Avize Viti Campus : Un mode de conduite innovant

Sur l'exploitation du lycée d'Avize, dans la Marne, qui regroupe 10 ha de vignes, les premiers essais d'enherbement datent de 1988. Puis, en 2002, cette exploitation a signé un CTE viticulture durable et s'est engagée dans Écophyto en 2009. « En cherchant comment réduire les intrants, nous sommes en phase avec notre environnement professionnel, aussi bien le CIVC, et la chambre d'agriculture, que les groupes de développement », relève Nicolas Robert, le directeur.

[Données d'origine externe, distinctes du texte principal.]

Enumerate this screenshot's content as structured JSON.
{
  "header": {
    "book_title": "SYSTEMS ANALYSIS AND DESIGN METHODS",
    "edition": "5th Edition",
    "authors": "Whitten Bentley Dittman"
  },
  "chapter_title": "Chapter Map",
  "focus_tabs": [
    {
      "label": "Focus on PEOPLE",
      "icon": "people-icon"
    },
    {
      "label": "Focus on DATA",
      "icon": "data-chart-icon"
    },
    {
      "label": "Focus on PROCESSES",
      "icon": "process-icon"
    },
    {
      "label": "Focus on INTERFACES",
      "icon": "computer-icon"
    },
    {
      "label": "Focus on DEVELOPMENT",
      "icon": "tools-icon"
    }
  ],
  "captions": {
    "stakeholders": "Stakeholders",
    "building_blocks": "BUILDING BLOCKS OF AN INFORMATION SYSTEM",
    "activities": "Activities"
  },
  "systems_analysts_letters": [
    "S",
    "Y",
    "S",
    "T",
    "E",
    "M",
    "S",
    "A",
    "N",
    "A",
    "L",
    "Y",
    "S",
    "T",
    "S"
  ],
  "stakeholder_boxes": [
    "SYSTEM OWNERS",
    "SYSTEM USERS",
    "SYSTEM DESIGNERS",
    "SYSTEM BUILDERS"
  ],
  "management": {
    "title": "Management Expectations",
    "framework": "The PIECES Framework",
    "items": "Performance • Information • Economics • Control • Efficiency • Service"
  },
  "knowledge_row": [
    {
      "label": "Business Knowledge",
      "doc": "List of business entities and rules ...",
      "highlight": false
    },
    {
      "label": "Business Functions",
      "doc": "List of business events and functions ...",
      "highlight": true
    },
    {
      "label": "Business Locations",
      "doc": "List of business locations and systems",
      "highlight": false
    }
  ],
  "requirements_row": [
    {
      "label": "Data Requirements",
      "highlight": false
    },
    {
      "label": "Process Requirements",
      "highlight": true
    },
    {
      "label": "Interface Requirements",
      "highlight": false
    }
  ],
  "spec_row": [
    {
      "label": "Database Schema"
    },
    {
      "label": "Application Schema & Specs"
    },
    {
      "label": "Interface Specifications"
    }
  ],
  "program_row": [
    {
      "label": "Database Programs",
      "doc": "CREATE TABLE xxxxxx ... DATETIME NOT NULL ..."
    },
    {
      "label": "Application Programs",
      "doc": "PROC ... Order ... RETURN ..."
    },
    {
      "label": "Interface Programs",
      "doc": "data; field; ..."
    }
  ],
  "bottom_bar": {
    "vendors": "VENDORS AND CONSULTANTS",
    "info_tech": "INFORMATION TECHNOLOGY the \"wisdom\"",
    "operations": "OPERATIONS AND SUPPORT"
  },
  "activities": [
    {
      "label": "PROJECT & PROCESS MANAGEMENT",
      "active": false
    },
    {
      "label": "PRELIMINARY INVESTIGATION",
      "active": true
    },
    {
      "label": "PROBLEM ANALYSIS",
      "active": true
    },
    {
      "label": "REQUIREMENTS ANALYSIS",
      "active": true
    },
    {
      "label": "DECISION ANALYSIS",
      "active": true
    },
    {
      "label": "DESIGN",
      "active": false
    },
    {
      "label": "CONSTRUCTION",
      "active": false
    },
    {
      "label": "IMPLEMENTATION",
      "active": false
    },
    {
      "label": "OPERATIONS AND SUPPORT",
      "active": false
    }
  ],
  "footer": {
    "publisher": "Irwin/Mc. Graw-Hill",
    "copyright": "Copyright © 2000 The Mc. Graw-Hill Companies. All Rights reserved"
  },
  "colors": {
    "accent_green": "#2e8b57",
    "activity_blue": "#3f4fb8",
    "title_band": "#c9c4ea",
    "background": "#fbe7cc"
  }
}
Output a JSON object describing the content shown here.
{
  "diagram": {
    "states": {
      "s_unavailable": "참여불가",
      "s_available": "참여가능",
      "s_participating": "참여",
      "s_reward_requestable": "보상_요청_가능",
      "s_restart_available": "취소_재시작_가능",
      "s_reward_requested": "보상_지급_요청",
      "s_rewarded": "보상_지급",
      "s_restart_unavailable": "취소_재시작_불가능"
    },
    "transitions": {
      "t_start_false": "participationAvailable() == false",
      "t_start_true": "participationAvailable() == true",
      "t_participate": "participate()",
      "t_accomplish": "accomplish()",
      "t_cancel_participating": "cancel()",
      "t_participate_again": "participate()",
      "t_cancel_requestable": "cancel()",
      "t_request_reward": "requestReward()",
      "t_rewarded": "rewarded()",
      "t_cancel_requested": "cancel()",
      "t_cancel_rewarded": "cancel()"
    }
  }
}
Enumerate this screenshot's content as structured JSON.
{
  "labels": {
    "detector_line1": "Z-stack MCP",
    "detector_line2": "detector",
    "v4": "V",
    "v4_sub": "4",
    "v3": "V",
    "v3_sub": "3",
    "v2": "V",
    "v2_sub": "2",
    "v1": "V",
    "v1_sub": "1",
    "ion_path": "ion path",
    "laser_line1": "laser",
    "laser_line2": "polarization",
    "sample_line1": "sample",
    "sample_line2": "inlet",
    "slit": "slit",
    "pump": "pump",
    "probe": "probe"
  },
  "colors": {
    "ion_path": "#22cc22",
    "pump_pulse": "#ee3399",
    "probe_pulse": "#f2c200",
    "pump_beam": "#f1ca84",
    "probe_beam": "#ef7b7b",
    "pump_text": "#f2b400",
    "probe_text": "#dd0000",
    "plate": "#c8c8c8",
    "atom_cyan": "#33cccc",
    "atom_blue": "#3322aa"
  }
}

Enseigner, c'est transmettre des connaissances, mais aussi amener les élèves à être curieux et à exercer leur sens critique, deux qualités indispensables pour s'adapter dans un monde qui bouge. « En testant de nouvelles méthodes, nous leur montrons qu'on peut évoluer. Cela les intéresse et facilite l'instauration d'un dialogue. Quand nous sommes ensemble dans ces vignes expérimentales, ils ont beaucoup de questions ! », constate-t-il.

Les enseignants, de leur côté, sont demandeurs d'exemples concrets pour leurs cours. Avec le suivi précis d'Écophyto, ils disposent de références chiffrées sur des parcelles où ils peuvent aller faire des travaux pratiques avec leurs élèves. « Écophyto nous a aussi ouvert des partenariats pour aller plus loin et tester un nouveau mode de conduite », poursuit Nicolas Robert. Sur deux parcelles, les ceps ont été plantés en 2007 à 1,50 m x 1 m. La densité reste conforme au cahier des charges de l'AOC Champagne, mais l'inter-rang plus large permet le passage d'un microtracteur. « Nous l'avons équipé de panneaux récupérateurs de bouillie. Nous recyclons ainsi 35 % des volumes épandus. » Avec ce tracteur, il est aussi plus facile de tondre tout en travaillant le rang.

Cette modalité avec changement de densité est comparée à trois modalités en protection raisonnée et à une modalité en bio. De quoi alimenter la réflexion des élèves qui peuvent analyser les résultats sous l'angle technico-économique. Le lycée communique sur ces évolutions. Il organise des journées portes ouvertes Écophyto, comme le 16 mai dernier.

Lycée Charlemagne de Carcassonne : Protection raisonnée et biodiversité

« La réduction des traitements est inéluctable. Elle correspond à une demande de la société. Nous avons commencé en participant aux programmes PodMildium et Optidose, de l'IFV. Puis, en 2009, nous nous sommes engagés dans Écophyto », raconte Emmanuel Lahirigoyen, responsable de l'exploitation du lycée Charlemagne de Carcassonne (Aude). Sur 23 ha de vignes, 6,2 ha sont désormais conduits en s'appuyant sur les préconisations de PodMildium. « Nous arrivons à réduire l'IFT de 25 à 30 % en moyenne par rapport à la référence régionale. Certaines années, c'est moins évident que d'autres, mais cela fonctionne. Pour se rendre compte que c'est possible, il n'y a rien de tel que d'essayer ! ».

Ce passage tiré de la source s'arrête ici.